Mr. MCWHORTER: It seems. Oh sorry, Farai, go ahead.

CHIDEYA: No please same question.

Mr. MCWHORTER: It seems to be that this is very important because obviously cigarettes have receded to a great extent over the past 40 years from, for example, white middle-class life. And there's clearly a calculus going on that we're going to see how many of them we can get. And not only bring up China again and foreign countries like China, but also we're going to sell them to black people because there isn't as much agitation from them. And frankly, life isn't fair and that's going to be going until we make some noise. So instead of having long discussions about how terrible it is that Michael Richards uses the N word in a comedy routine, we should be having more discussions about how we're going to get those cigarette ads out of our magazines just as was done in the wider world of America a long time ago.

CHIDEYA: Bill, quickly, how do you see the evolution of regulation of tobacco? Do you foresee, there are so many cities that are banning smoking in public places, do you see that happening more on a state level and what about on a federal level?

Mr. ROBINSON: I think so and this bill will help us get there. But one of the things that we're seeing is, as we become more effective in this country, tobacco industry is now moving overseas. So we see what was happening 40 years of the black community in this country, now begins to happen in Africa.
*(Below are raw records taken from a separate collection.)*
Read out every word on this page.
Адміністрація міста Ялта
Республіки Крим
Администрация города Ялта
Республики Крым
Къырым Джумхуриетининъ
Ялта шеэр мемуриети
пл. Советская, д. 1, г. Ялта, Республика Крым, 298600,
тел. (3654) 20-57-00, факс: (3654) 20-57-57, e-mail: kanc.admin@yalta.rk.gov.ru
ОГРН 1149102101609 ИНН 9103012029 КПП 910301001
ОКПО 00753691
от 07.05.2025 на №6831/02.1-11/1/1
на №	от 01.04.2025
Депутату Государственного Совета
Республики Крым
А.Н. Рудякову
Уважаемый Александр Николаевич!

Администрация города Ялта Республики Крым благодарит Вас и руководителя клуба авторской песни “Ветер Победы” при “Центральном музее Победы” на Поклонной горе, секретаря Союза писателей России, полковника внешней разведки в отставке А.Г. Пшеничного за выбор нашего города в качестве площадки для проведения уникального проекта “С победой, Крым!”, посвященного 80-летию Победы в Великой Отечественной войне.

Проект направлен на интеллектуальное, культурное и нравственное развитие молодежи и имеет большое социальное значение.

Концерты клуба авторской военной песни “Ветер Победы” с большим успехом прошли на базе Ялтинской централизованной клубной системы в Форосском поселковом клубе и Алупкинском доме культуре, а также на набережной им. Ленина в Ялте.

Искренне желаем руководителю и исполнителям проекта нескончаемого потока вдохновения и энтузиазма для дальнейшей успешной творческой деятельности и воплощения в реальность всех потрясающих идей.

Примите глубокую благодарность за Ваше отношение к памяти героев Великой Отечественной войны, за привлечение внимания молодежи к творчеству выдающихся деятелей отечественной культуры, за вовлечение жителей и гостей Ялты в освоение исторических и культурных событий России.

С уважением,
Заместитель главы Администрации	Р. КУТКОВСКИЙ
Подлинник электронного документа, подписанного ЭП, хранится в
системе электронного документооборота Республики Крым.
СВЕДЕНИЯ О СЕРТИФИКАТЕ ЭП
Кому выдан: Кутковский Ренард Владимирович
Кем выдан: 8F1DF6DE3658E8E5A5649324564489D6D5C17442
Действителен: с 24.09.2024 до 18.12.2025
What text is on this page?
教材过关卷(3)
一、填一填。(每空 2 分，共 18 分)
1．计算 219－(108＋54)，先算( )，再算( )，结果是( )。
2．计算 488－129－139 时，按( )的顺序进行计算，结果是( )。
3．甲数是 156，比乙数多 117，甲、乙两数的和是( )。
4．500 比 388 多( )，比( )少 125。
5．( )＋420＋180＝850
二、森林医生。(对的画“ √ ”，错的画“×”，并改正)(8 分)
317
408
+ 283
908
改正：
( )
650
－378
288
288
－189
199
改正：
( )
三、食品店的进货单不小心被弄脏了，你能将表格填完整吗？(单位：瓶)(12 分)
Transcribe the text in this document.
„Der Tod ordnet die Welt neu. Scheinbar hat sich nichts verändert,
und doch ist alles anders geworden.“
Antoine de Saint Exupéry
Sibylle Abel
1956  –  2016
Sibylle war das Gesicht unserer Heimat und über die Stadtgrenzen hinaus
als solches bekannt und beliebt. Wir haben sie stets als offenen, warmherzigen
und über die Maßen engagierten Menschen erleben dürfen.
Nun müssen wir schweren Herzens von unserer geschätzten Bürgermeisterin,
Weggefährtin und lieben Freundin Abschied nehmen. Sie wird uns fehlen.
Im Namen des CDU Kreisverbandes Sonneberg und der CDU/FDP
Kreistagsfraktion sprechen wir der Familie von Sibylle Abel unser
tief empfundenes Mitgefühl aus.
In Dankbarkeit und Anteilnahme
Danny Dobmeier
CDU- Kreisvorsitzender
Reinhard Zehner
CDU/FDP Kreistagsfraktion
But I do see that countries - excuse me, communities will - states and cities across the country will continue to ban tobacco products. The Master settlement agreement is an unfortunate we had this big settlement back in 1998 that paid all the states a lot of money but we have not seen - what we've been seeing is through loopholes the unraveling of these tobacco control efforts when many states didn't spend the money as it was indicated and intended from the beginning and we're losing in that sense. So the resources to fight tobacco are diminishing at a time when we're seeing an increase in smoke free ordinances in cities and states throughout the country.

CHIDEYA: Well, Bill and John, I want to thank you both so much.

Mr. MCWHORTER: Thank you, Farai.

Mr. ROBINSON: Thank you.

CHIDEYA: John McWhorter is a senior fellow in public policy at the Manhattan institute and Bill Robinson is the executive director of the non-profit National African-American Tobacco Prevention Network.